Wednesday, April 26, 2017

Africa's Famine - Little Interest

A famine in Africa is occurring on a much larger scale than in 1980 across the Horn of Africa, in the Central African Republic and in Nigeria where an estimated 40 million people are at risk.

Today the causes of famine are largely man made even though below average rain fall has exacerbated local food production in the Horn of Africa over the past 18 to 24 months. However, in Sudan, Niger, the Central African Republic and Nigeria military conflict over the past three to four years has disrupted food production, displaced millions and created conditions which prevent the delivery of humanitarian assistance (assuming it was available).

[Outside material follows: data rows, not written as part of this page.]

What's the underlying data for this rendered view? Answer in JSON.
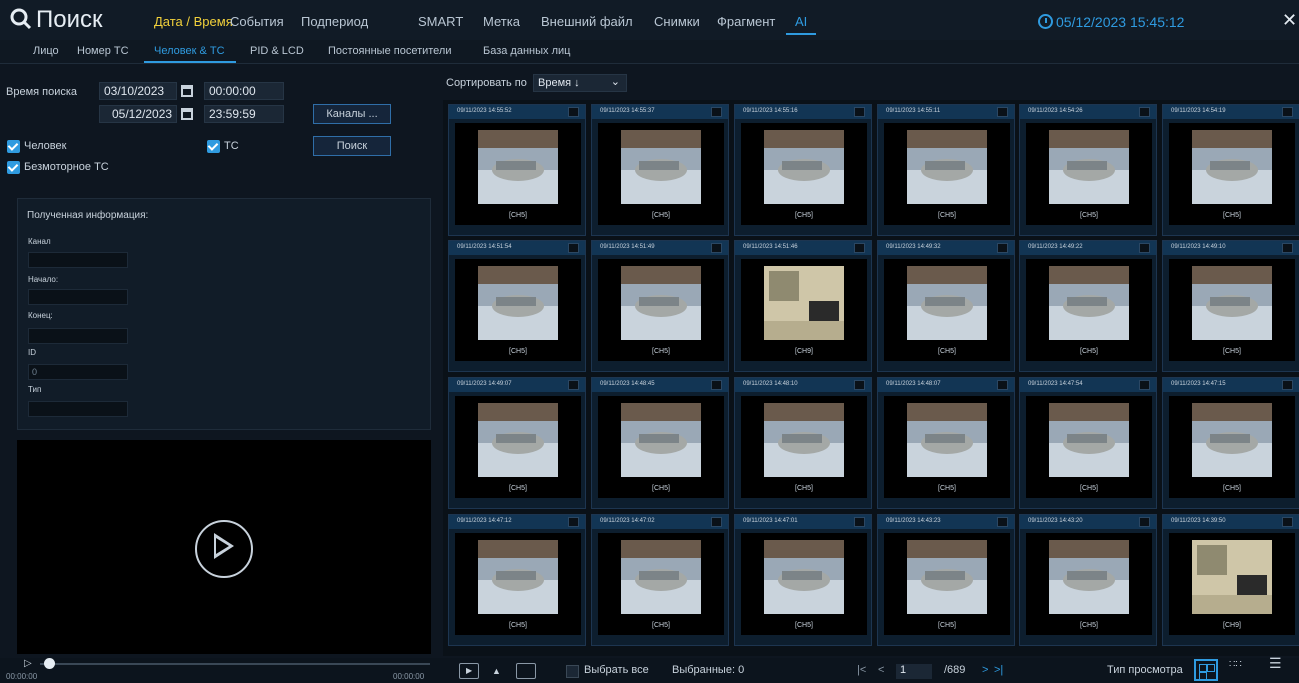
{
  "header": {
    "title": "Поиск",
    "tabs": [
      {
        "label": "Дата / Время",
        "state": "active"
      },
      {
        "label": "События"
      },
      {
        "label": "Подпериод"
      },
      {
        "label": "SMART"
      },
      {
        "label": "Метка"
      },
      {
        "label": "Внешний файл"
      },
      {
        "label": "Снимки"
      },
      {
        "label": "Фрагмент"
      },
      {
        "label": "AI",
        "state": "selected"
      }
    ],
    "datetime": "05/12/2023 15:45:12",
    "close_icon": "close-icon"
  },
  "subtabs": [
    {
      "label": "Лицо"
    },
    {
      "label": "Номер ТС"
    },
    {
      "label": "Человек & ТС",
      "active": true
    },
    {
      "label": "PID & LCD"
    },
    {
      "label": "Постоянные посетители"
    },
    {
      "label": "База данных лиц"
    }
  ],
  "search": {
    "time_label": "Время поиска",
    "start_date": "03/10/2023",
    "start_time": "00:00:00",
    "end_date": "05/12/2023",
    "end_time": "23:59:59",
    "channels_button": "Каналы ...",
    "search_button": "Поиск",
    "checkbox_person": "Человек",
    "checkbox_vehicle": "ТС",
    "checkbox_nonmotor": "Безмоторное ТС"
  },
  "info": {
    "title": "Полученная информация:",
    "channel_label": "Канал",
    "start_label": "Начало:",
    "end_label": "Конец:",
    "id_label": "ID",
    "id_value": "0",
    "type_label": "Тип"
  },
  "player": {
    "time_start": "00:00:00",
    "time_end": "00:00:00"
  },
  "sort": {
    "label": "Сортировать по",
    "value": "Время ↓"
  },
  "results": [
    {
      "time": "09/11/2023 14:55:52",
      "channel": "[CH5]"
    },
    {
      "time": "09/11/2023 14:55:37",
      "channel": "[CH5]"
    },
    {
      "time": "09/11/2023 14:55:16",
      "channel": "[CH5]"
    },
    {
      "time": "09/11/2023 14:55:11",
      "channel": "[CH5]"
    },
    {
      "time": "09/11/2023 14:54:26",
      "channel": "[CH5]"
    },
    {
      "time": "09/11/2023 14:54:19",
      "channel": "[CH5]"
    },
    {
      "time": "09/11/2023 14:51:54",
      "channel": "[CH5]"
    },
    {
      "time": "09/11/2023 14:51:49",
      "channel": "[CH5]"
    },
    {
      "time": "09/11/2023 14:51:46",
      "channel": "[CH9]"
    },
    {
      "time": "09/11/2023 14:49:32",
      "channel": "[CH5]"
    },
    {
      "time": "09/11/2023 14:49:22",
      "channel": "[CH5]"
    },
    {
      "time": "09/11/2023 14:49:10",
      "channel": "[CH5]"
    },
    {
      "time": "09/11/2023 14:49:07",
      "channel": "[CH5]"
    },
    {
      "time": "09/11/2023 14:48:45",
      "channel": "[CH5]"
    },
    {
      "time": "09/11/2023 14:48:10",
      "channel": "[CH5]"
    },
    {
      "time": "09/11/2023 14:48:07",
      "channel": "[CH5]"
    },
    {
      "time": "09/11/2023 14:47:54",
      "channel": "[CH5]"
    },
    {
      "time": "09/11/2023 14:47:15",
      "channel": "[CH5]"
    },
    {
      "time": "09/11/2023 14:47:12",
      "channel": "[CH5]"
    },
    {
      "time": "09/11/2023 14:47:02",
      "channel": "[CH5]"
    },
    {
      "time": "09/11/2023 14:47:01",
      "channel": "[CH5]"
    },
    {
      "time": "09/11/2023 14:43:23",
      "channel": "[CH5]"
    },
    {
      "time": "09/11/2023 14:43:20",
      "channel": "[CH5]"
    },
    {
      "time": "09/11/2023 14:39:50",
      "channel": "[CH9]"
    }
  ],
  "footer": {
    "select_all": "Выбрать все",
    "selected": "Выбранные: 0",
    "page": "1",
    "total_pages": "/689",
    "view_type_label": "Тип просмотра"
  },
  "colors": {
    "accent": "#2f9be0",
    "active_tab": "#f2d13b"
  }
}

The factors responsible for famine are complex. But, following the work of Amartya Sen, a Nobel Prize winning economist, they are well known and should be the focus of western development policy and humanitarian assistance. They include poor governance, inadequate planning, limited investment in development, ongoing violence and large-scale population displacement. Unfortunately, such factors don’t appear on the agendas of western governments.
At the same time, development assistance to Africa has declined since 1990. The continent receives approximately 33% of total Overseas Development Assistance, down from 45% in 1990. And while humanitarian aid has stabilised at 7% to 8 %, funding for economic projects has increased from 17% to 21%.
 Western governments and public are no longer interested in Africa. Their interests are far more insular, a situation reflected in the domestic issues that dominated the US election and the UK Brexit referendum.
The extent of western interest in Africa, indeed with the global South, is focused on securing the flow of oil and other commodities which underpins their consumption. Coupled with this are determined efforts at stopping illegal migrants and refugees from entering the west. This fact is reflected in the $21 billion cost of Trump’s proposed wall between the US and Mexico and the European Union’s €2.5 billion projects to bottle up migrants in Africa to prevent them from reaching Europe. The current cost of humanitarian assistance for Africa pales into insignificance against such sums.
Humanitarian assistance has come very late. What’s on offer is too little and it will be delivered too late to prevent large scale death. For instance the European Union’s pledge of €760 million to the Horn of Africa was only announced in November 2016 while European states made belated and quite small pledges in February this year. The US, for its part, remains the largest provider of food aid but has yet to state what it will pledge to alleviate famine in Africa.